Penelope Canvas or Scrim, 5x5 Inches
Colored Wool (Crewel or Saxony.) Colored Silk EE.
The form is attractive and the work is rapidly executed and sufficiently enduring for the purpose.
The stitch is double and consists of two slanting parts crossing each other on the right side of the material, and of two straight lines, which may be either vertical or horizontal, on the wrong side of the material. The points of the cross on the right side should, if enclosed, form a perfect square. In canvas the stitch is usually two threads high and two threads wide. (Fig. 46.) The needle is brought out on one side and put through to the other diagonally-this forms one half of the stitch. It is now crossed in the opposite way. In a design the crossing must all be in the same direction and the wrong side must be neat. It is better to leave an end of thread to be worked over by the stitches than to begin with a knot. The fastening off can be done in the same manner. In marking, each cross stitch should be finished separately and the thread should not be carried from one letter to another.
It is well to practice on canvas before marking linen. Designs for the letters can be purchased or they may be originated by the worker. A piece of fine canvas or of coarse scrim can be basted to the linen over the place where the letters are to go. The cross stitches can be made on this canvas to keep the form accurate and when the letters are finished the threads of the canvas can be pulled out, leaving the design on the linen.
Take a piece of Penelope canvas or of scrim 5x5 inches. Turn a 1/4 inch hem on all four sides and hold it down with the cross stitching, alternating two cross stitches above and two below to make an ornamental finish on the edge. Care must be taken to adjust the stitches neatly at the corners; an extra stitch can often be taken here with good effect. On the inside of the square place the initials of the name and the year or other letters and figures may be made in cross stitches.

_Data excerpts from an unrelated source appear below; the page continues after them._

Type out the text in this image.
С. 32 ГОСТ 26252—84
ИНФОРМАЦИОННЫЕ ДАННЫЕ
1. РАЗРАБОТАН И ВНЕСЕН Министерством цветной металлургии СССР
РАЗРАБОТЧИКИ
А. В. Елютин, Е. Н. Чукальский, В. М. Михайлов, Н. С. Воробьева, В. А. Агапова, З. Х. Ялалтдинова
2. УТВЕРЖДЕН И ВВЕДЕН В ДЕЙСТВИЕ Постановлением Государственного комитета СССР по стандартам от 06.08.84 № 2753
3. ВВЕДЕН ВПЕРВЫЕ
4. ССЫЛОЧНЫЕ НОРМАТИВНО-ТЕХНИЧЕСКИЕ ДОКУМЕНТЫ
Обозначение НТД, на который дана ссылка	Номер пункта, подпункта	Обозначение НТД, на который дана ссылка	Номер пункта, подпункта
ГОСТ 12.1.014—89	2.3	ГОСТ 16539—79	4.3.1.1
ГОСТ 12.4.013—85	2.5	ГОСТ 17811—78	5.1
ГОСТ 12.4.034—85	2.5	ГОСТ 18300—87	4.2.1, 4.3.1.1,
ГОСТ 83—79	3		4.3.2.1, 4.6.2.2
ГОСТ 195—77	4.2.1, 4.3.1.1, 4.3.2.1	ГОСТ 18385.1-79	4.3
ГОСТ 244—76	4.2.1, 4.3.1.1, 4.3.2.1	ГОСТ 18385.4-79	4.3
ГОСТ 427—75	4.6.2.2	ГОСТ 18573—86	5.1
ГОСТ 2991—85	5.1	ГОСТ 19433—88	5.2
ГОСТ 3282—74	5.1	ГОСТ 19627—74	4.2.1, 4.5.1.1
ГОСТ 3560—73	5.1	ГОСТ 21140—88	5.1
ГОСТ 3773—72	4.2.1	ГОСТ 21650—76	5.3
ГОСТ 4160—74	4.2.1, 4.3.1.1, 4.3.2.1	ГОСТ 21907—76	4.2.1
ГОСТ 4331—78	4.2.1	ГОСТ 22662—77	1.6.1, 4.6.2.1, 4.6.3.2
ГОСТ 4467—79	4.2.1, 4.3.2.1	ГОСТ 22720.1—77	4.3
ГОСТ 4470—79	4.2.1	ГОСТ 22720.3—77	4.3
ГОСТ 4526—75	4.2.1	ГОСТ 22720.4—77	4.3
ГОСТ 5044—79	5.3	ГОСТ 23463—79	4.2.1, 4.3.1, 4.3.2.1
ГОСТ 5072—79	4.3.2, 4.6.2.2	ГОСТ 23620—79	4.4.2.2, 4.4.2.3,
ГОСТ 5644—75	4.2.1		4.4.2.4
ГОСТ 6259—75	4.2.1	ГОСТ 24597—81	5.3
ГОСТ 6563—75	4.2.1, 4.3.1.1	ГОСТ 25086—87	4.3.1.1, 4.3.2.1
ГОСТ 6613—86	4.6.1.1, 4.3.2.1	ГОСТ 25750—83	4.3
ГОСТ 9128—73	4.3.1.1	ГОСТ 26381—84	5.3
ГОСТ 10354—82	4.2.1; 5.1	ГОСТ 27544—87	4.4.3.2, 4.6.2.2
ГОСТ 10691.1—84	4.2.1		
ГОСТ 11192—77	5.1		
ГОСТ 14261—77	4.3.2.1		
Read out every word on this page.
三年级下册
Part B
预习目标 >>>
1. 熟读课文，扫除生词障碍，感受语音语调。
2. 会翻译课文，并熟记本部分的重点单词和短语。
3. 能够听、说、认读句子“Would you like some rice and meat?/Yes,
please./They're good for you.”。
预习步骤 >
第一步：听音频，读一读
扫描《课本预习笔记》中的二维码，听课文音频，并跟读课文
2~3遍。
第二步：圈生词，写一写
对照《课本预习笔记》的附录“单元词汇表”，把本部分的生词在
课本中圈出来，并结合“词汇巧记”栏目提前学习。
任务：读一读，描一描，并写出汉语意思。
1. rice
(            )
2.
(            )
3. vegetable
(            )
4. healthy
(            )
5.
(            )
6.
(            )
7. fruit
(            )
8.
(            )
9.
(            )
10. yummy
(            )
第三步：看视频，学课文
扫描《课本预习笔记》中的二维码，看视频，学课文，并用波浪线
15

It is unnecessary for anyone to make the entire alphabet on the canvas as designs can be easily procured and the work is not difficult. This stitch is an excellent one for children in early grades to use on burlap. It allows of so much variation that they can easily invent designs of their own. It can be used to hold down the hems in cheese cloth dusters. In later grades it may be used for marking little sheets, pillow cases and towels. Care must be taken to choose a cotton thread for marking which will stand laundering.
Fig. 46.-Cross Stitch.
In dressmaking the cross stitch is used to make the inside of a waist attractive and, at the same time, to hold the belt to the seams. The stitch is made in silk of a color to match the silk seam binding, the overcasting, or the fans of stitches on the bone casings.